Comment expliquer la résilience de l’industrie russe face aux sanctions ? (Jacques Sapir)

Comment expliquer la résilience de l’industrie russe face aux sanctions ? Jacques Sapir – Directeur d’études à l’EHESS – Directeur du CEMI – Membre étranger de l’Académie des Sciences de Russie

La résilience de l’industrie russe, et plus généralement de l’économie russe dans son ensemble face aux sanctions occidentales, interpelle. En dépit de prévisions catastrophistes émises par l’OCDE ou par la Banque mondiale en avril-juin 2022, les résultats – confirmés par la récente mise à jour du FMI[1] – montrent que l’économie russe a bien résisté au choc des sanctions. Après avoir été un temps nié dans la presse occidentale, et dans la presse française en particulier, ce fait semble désormais admis. Pour autant, il n’est pas expliqué. Le présent texte se veut une première tentative d’explication.

L’économie russe a démontré d’importantes capacités d’adaptation devant les sanctions prises par l’Union européenne et les États-Unis, sanctions qui constituent à ce jour l’ensemble le plus important et le plus radical de sanctions prises hors état de guerre[2]. La réaction de l’économie et de l’industrie a été remarquable, comme le montre l’enquête menée par l’Institut des Prévisions Économiques de l’Académie des Sciences de Russie[3]. Dès le début du mois de septembre 2022 on pouvait voir apparaître des premières lueurs d’espoir quant aux résultats économiques[4], lueurs qui se sont confirmées dans les mois qui ont suivi. Ceci était notamment vérifié dans de nombreux secteurs comme l’industrie[5], la construction ou l’agriculture dès le mois de septembre.

L’industrie, en particulier, présente des résultats pour 2022 qui sont remarquables, -0,3% par rapport à 2021[6], si on les compare à l’ampleur des sanctions prises.
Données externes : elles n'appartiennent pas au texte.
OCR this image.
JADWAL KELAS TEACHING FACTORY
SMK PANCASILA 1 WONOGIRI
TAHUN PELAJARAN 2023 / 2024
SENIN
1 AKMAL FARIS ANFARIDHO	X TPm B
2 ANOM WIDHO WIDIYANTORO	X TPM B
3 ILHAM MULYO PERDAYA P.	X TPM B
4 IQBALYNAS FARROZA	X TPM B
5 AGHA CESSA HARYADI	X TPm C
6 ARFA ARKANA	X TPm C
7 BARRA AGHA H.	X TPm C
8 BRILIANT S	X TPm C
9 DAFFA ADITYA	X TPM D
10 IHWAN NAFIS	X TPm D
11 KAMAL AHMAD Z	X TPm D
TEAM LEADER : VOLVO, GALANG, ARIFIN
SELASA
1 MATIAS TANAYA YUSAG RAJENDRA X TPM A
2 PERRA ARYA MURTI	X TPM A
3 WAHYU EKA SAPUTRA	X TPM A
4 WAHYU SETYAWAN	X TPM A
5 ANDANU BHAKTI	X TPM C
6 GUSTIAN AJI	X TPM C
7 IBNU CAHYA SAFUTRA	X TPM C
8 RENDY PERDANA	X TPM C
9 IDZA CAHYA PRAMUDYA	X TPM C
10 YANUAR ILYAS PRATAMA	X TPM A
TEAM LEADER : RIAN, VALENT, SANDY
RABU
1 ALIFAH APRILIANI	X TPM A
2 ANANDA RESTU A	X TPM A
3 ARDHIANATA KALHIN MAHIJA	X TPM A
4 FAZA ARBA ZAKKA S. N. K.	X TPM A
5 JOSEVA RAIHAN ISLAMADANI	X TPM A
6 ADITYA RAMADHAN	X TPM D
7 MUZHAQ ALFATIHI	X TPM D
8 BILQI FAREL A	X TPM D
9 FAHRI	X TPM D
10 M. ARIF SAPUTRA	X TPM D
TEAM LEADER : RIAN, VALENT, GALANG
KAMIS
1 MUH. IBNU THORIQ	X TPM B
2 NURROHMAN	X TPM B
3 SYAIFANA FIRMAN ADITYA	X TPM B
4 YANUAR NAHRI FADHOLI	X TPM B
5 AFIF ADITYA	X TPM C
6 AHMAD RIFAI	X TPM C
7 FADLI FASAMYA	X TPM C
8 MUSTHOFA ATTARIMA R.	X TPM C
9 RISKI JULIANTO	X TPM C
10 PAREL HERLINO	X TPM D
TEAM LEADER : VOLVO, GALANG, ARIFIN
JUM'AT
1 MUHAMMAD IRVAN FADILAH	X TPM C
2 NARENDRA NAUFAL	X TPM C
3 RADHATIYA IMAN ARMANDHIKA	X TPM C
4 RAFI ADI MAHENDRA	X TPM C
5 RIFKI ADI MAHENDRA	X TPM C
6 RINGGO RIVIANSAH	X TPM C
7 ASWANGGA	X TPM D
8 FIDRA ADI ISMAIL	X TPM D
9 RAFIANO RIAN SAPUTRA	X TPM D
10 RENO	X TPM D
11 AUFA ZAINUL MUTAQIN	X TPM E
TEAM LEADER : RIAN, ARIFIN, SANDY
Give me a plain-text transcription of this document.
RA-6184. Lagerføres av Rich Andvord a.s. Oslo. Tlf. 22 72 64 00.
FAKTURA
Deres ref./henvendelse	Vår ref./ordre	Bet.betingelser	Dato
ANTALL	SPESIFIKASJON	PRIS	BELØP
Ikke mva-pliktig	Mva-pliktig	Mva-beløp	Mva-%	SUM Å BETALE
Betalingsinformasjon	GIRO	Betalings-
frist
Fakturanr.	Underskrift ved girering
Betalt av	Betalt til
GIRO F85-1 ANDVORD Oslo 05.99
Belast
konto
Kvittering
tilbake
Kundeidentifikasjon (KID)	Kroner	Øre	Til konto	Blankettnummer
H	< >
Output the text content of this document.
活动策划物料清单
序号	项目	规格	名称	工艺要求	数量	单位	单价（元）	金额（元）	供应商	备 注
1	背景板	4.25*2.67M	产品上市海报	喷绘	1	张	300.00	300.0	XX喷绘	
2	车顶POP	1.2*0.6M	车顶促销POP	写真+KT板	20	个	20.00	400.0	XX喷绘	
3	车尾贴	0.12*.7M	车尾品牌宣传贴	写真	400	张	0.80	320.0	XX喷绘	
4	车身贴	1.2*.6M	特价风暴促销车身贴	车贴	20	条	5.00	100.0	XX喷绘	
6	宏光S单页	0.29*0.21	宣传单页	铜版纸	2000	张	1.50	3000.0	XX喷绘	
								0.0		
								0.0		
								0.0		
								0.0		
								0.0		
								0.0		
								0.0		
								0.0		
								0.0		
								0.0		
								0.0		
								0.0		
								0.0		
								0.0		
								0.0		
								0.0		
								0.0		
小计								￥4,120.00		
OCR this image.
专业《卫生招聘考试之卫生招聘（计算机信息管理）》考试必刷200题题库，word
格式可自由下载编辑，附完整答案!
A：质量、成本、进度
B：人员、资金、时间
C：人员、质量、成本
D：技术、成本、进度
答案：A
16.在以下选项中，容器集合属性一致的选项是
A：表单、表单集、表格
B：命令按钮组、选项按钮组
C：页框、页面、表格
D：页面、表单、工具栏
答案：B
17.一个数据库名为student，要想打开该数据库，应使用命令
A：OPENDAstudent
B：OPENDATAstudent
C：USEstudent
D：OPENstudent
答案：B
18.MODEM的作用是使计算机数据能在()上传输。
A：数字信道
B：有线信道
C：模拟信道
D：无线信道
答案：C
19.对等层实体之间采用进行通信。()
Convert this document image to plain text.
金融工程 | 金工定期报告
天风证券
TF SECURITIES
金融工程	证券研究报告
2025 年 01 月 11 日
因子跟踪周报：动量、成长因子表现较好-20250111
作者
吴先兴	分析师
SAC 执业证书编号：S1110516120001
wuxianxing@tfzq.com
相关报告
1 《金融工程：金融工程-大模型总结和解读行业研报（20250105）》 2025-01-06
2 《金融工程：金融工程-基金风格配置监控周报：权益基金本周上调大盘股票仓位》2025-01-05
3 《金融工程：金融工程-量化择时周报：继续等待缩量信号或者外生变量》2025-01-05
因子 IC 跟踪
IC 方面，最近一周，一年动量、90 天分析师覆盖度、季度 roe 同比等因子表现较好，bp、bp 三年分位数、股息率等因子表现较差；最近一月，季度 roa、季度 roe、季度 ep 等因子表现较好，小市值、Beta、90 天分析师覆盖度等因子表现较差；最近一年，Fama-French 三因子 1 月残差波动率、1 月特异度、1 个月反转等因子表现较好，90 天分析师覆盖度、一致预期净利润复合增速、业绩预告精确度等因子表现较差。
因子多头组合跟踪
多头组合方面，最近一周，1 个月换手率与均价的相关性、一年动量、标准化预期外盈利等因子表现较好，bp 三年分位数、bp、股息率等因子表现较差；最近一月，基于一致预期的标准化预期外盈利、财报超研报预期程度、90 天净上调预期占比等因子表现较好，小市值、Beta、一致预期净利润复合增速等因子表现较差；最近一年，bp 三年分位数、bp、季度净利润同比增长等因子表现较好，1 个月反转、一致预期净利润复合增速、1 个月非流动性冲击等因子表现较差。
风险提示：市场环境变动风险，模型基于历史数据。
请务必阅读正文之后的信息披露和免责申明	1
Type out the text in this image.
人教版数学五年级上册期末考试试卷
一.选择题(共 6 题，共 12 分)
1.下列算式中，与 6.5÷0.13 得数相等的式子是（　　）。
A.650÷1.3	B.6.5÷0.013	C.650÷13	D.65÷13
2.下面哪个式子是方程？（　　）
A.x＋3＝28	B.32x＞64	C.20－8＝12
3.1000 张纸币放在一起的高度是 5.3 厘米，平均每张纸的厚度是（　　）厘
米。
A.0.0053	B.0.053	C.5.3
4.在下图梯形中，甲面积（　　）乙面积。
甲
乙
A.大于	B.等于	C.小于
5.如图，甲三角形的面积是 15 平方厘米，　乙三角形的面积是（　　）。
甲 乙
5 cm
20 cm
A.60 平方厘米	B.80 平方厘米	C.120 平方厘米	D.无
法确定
De plus, le FMI anticipe un résultat positif pour 2023 (+0,3%) et une croissance forte dès 2024 (+2,1%). Ces chiffres sont meilleurs que ceux que prédisait encore le 26 décembre 2022 les collègues de l’Institut de Prévision Économique de l’Académie des Sciences, dans leur bulletin n°56[7].

Ces résultats sont largement le produit de la remarquable résilience de l’industrie face aux sanctions. Cette dernière, après le choc des sanctions, a retrouvé un profil sur l’année 2022 très similaire à celui de 2021. Si le choc instantané a été brutal, il ne s’est pas traduit par des effets de moyen ou de long terme. Il est donc probable que la production industrielle se remette à augmenter dès la fin du 1er semestre de 2022. Le taux d’utilisation des capacités de production[8], qui est un bon indicateur de l’activité industrielle, aurait atteint – suivant les informations communiquées par UNICREDIT[9] – les 86%. Or, en régime « normal » on est actuellement plus généralement autour de 78% à 82% suivant les pays[10]. Ceci constitue bien une indication indirecte que l’activité industrielle est très élevée actuellement en Russie. Plusieurs raisons expliquent cette situation.

Les causes de la résilience

La première, et elle est évidente, est le basculement partiel de l’économie russe en « économie de guerre », qui était déjà noté dans une étude réalisée par Julian Cooper en octobre dernier[11]. On parle ici d’un basculement partiel car il ne semble pas que des installations dédiées à des productions civiles aient été converties à la production militaire. Mais, cette dernière a visiblement un degré de priorité important, qui a entraîné une production à un régime de 3 x 8 et cela sept jours sur sept. Si l’on ne dispose pas de données précises quant à la production d’armement, les hausses des revenus salariaux dans les régions où sont situées les principales usines d’armement, Oural et Sibérie occidentale, témoignent du passage au 3 x 8 dans cette industrie[12]. Les salaires réels ont connu des différences importantes sur les 3 premiers trimestres de 2022. Il y a une hausse nette dans les districts fédéraux de l’Oural et de la Sibérie, une hausse relative à la moyenne dans le district fédéral de Volga-Vyatka. L’investissement (FBCF) a lui aussi fortement augmenté avec des pics dans les districts fédéraux d’Extrême-Orient (induit par le commerce avec l’Asie), de l’Oural, de Sibérie et Volga-Vyatka. Tout ceci pointe vers une forte montée en puissance des industries militaires. Ce passage a dû être effectué au mois de juin dernier. Il a nécessairement un impact sur la production totale.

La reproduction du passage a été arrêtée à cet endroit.